Saturday, October 14, 2017

How Cosa Nostra's 'Cattle Mafia' Is Destroying Sicily's Farmers


Lorenzo Tondo at the British publication the Guardian offers a piece on how Sicilian organized crime has retreated to the countryside in Sicily.

The Napoli sisters keep their entire harvest in a glass jar, resting on a wooden table in the living room. Inside, there are only a dozen stalks of wheat. The rest of the crop – 80,000 kilograms – was destroyed by the Sicilian mafia, determined to force out these three women working in the land of The Godfather.

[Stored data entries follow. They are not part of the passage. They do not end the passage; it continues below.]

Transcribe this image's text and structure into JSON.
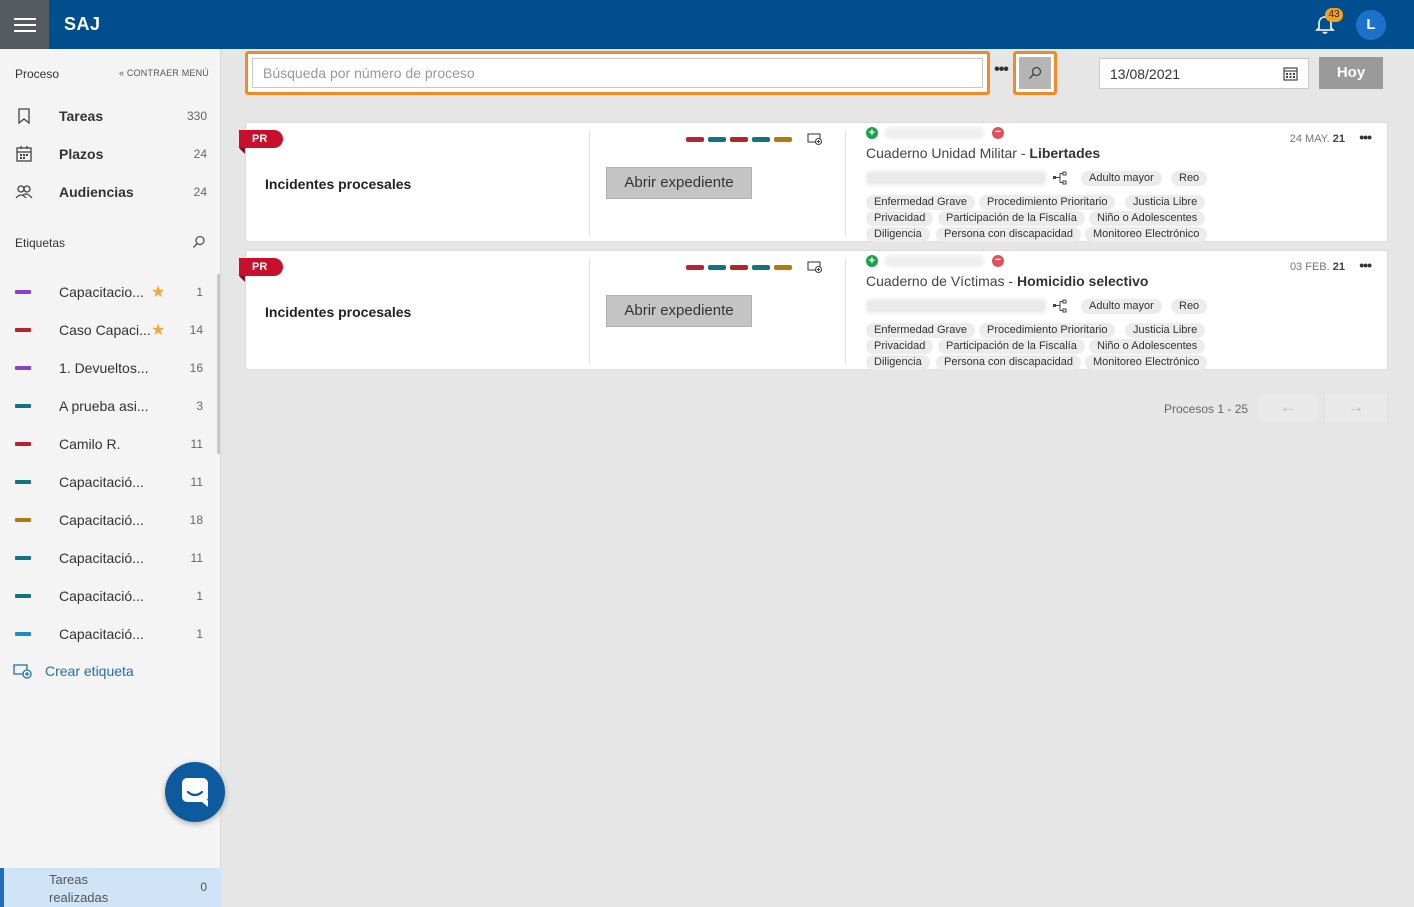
{
  "header": {
    "brand": "SAJ",
    "notifications": "43",
    "avatar_initial": "L"
  },
  "sidebar": {
    "section_title": "Proceso",
    "collapse_label": "CONTRAER MENÚ",
    "nav": [
      {
        "label": "Tareas",
        "count": "330",
        "icon": "bookmark-icon"
      },
      {
        "label": "Plazos",
        "count": "24",
        "icon": "calendar-icon"
      },
      {
        "label": "Audiencias",
        "count": "24",
        "icon": "people-icon"
      }
    ],
    "tags_title": "Etiquetas",
    "tags": [
      {
        "label": "Capacitacio...",
        "count": "1",
        "color": "#8a3fd1",
        "starred": true
      },
      {
        "label": "Caso Capaci...",
        "count": "14",
        "color": "#b3252e",
        "starred": true
      },
      {
        "label": "1. Devueltos...",
        "count": "16",
        "color": "#8a3fd1",
        "starred": false
      },
      {
        "label": "A prueba asi...",
        "count": "3",
        "color": "#10747e",
        "starred": false
      },
      {
        "label": "Camilo R.",
        "count": "11",
        "color": "#b3252e",
        "starred": false
      },
      {
        "label": "Capacitació...",
        "count": "11",
        "color": "#10747e",
        "starred": false
      },
      {
        "label": "Capacitació...",
        "count": "18",
        "color": "#b07a12",
        "starred": false
      },
      {
        "label": "Capacitació...",
        "count": "11",
        "color": "#10747e",
        "starred": false
      },
      {
        "label": "Capacitació...",
        "count": "1",
        "color": "#10747e",
        "starred": false
      },
      {
        "label": "Capacitació...",
        "count": "1",
        "color": "#1a8ccf",
        "starred": false
      }
    ],
    "create_tag": "Crear etiqueta",
    "done": {
      "label": "Tareas realizadas",
      "count": "0"
    }
  },
  "search": {
    "placeholder": "Búsqueda por número de proceso",
    "more": "•••",
    "date": "13/08/2021",
    "today": "Hoy"
  },
  "cards": [
    {
      "badge": "PR",
      "title": "Incidentes procesales",
      "open_button": "Abrir expediente",
      "case_prefix": "Cuaderno Unidad Militar - ",
      "case_bold": "Libertades",
      "date_light": "24 MAY.",
      "date_bold": "21",
      "chips_top": [
        "Adulto mayor",
        "Reo"
      ],
      "chips_row1": [
        "Enfermedad Grave",
        "Procedimiento Prioritario",
        "Justicia Libre"
      ],
      "chips_row2": [
        "Privacidad",
        "Participación de la Fiscalía",
        "Niño o Adolescentes"
      ],
      "chips_row3": [
        "Diligencia",
        "Persona con discapacidad",
        "Monitoreo Electrónico"
      ]
    },
    {
      "badge": "PR",
      "title": "Incidentes procesales",
      "open_button": "Abrir expediente",
      "case_prefix": "Cuaderno de Víctimas - ",
      "case_bold": "Homicidio selectivo",
      "date_light": "03 FEB.",
      "date_bold": "21",
      "chips_top": [
        "Adulto mayor",
        "Reo"
      ],
      "chips_row1": [
        "Enfermedad Grave",
        "Procedimiento Prioritario",
        "Justicia Libre"
      ],
      "chips_row2": [
        "Privacidad",
        "Participación de la Fiscalía",
        "Niño o Adolescentes"
      ],
      "chips_row3": [
        "Diligencia",
        "Persona con discapacidad",
        "Monitoreo Electrónico"
      ]
    }
  ],
  "card_colors": [
    "#b3252e",
    "#10747e",
    "#b3252e",
    "#10747e",
    "#b07a12"
  ],
  "pagination": {
    "label": "Procesos 1 - 25",
    "prev": "←",
    "next": "→"
  }
}
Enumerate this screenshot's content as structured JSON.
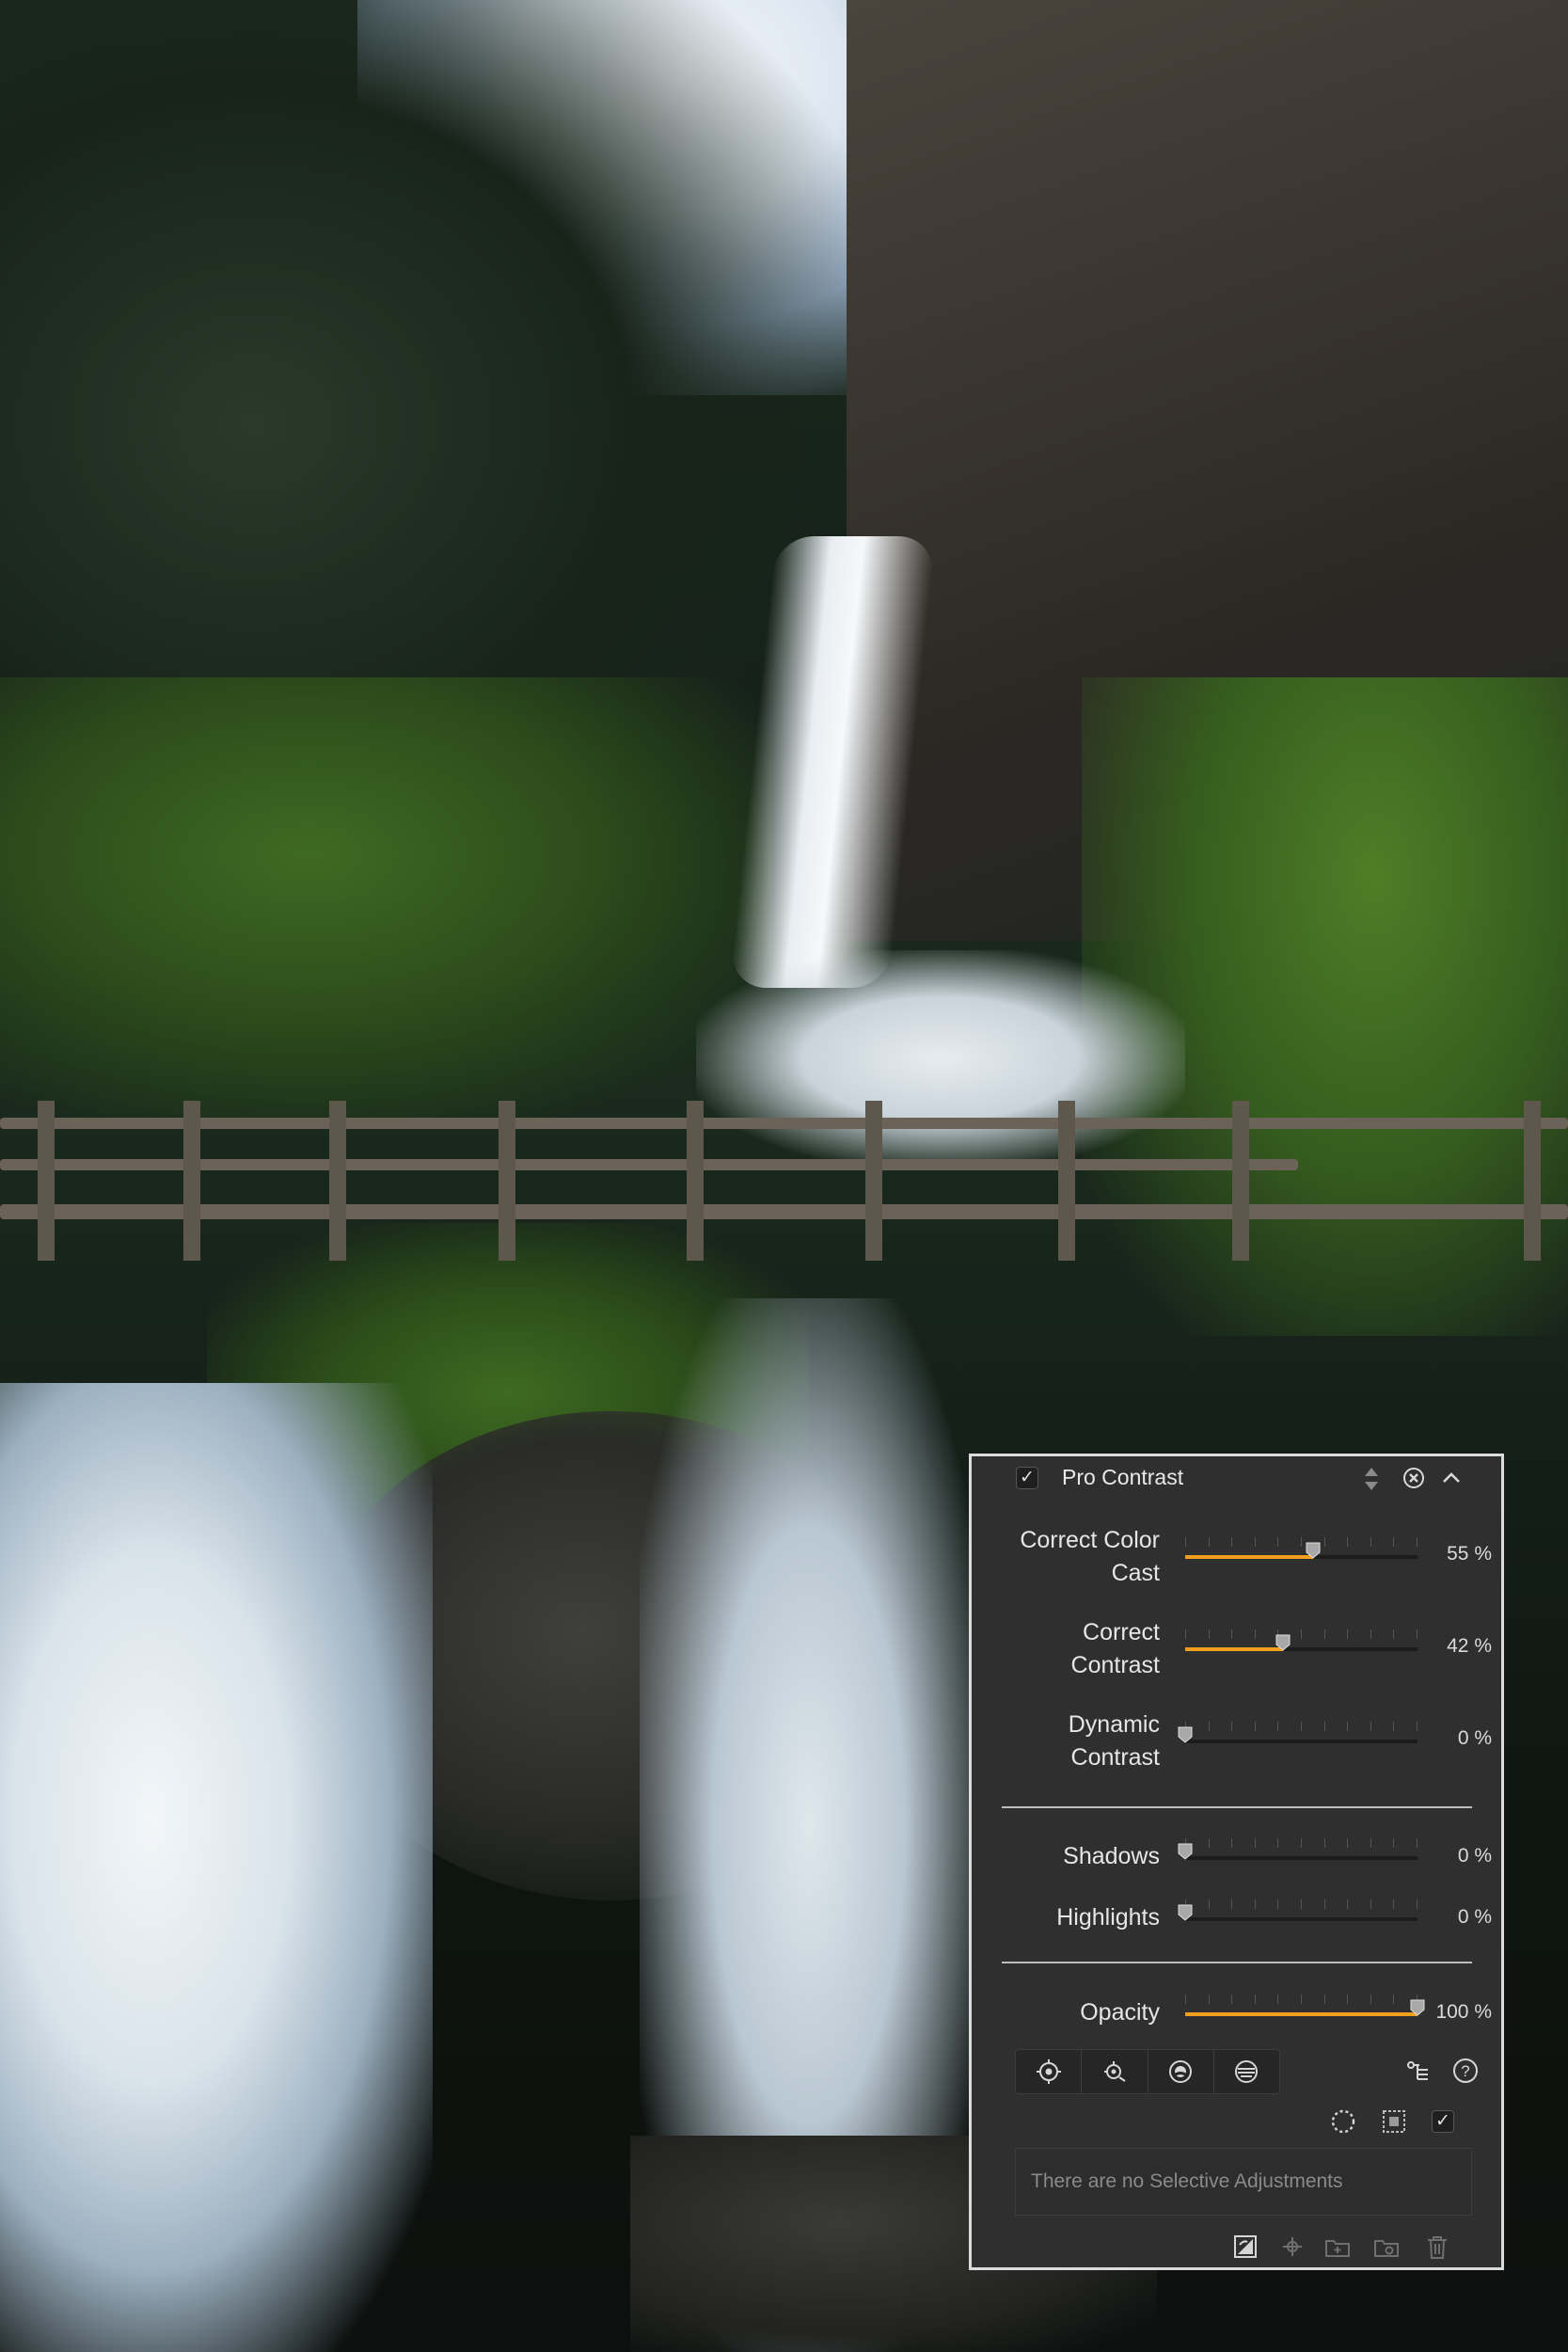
{
  "photo": {
    "subject_icon": "waterfall-landscape-photo"
  },
  "panel": {
    "title": "Pro Contrast",
    "enabled": true,
    "accent_color": "#f0a01e",
    "sliders": [
      {
        "id": "correct-color-cast",
        "label_line1": "Correct Color",
        "label_line2": "Cast",
        "value": 55,
        "display": "55 %"
      },
      {
        "id": "correct-contrast",
        "label_line1": "Correct",
        "label_line2": "Contrast",
        "value": 42,
        "display": "42 %"
      },
      {
        "id": "dynamic-contrast",
        "label_line1": "Dynamic",
        "label_line2": "Contrast",
        "value": 0,
        "display": "0 %"
      },
      {
        "id": "shadows",
        "label_line1": "Shadows",
        "label_line2": "",
        "value": 0,
        "display": "0 %"
      },
      {
        "id": "highlights",
        "label_line1": "Highlights",
        "label_line2": "",
        "value": 0,
        "display": "0 %"
      },
      {
        "id": "opacity",
        "label_line1": "Opacity",
        "label_line2": "",
        "value": 100,
        "display": "100 %"
      }
    ],
    "selective_message": "There are no Selective Adjustments",
    "tool_icons": [
      "control-point-icon",
      "color-point-icon",
      "brush-icon",
      "gradient-icon"
    ],
    "side_icons": [
      "settings-list-icon",
      "help-icon"
    ],
    "view_icons": [
      "lasso-selection-icon",
      "mask-view-icon",
      "apply-check-icon"
    ],
    "footer_icons": [
      "fill-remove-icon",
      "add-point-icon",
      "add-group-icon",
      "duplicate-icon",
      "trash-icon"
    ]
  }
}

For three generations, the Napoli family farmed wheat and hay in Corleone, the historic stronghold of Cosa Nostra. Their father, Salvatore, was a hard worker who, after much sacrifice in the fields, managed to send his three daughters – Marianna, Ina and Irene – to university.

But a crisis in what was the world’s most notorious mafia, broken apart by prosecutors, has pushed Cosa Nostra back to their rural origins, and they want their land back.

… The crisis in the mafia’s origins lie in the jailing of more than 4,000 mafiosi since 1990 and the replacement of the old mobsters with younger bosses who lacked their authority.

Drug trafficking, once under the monopoly control of Cosa Nostra, is now run by the most powerful Calabrian mafia, the ’Ndrangheta. The Sicilian construction industry, which once represented a giant business for the mafia, has lost more than €1bn since 2007, according to the Italian Association of Builders.

Far from Palermo, hidden in the Sicilian interior, Cosa Nostra is trying to start again from scratch.

“It is as if, pushed by the crisis, Cosa Nostra has withdrawn into the countryside,” says Sergio Lari, the head of the Caltanissetta prosecutor’s office in the centre of Sicily. “Far from the pressure of the authorities in the big cities, the bosses seem to have found a safe haven.”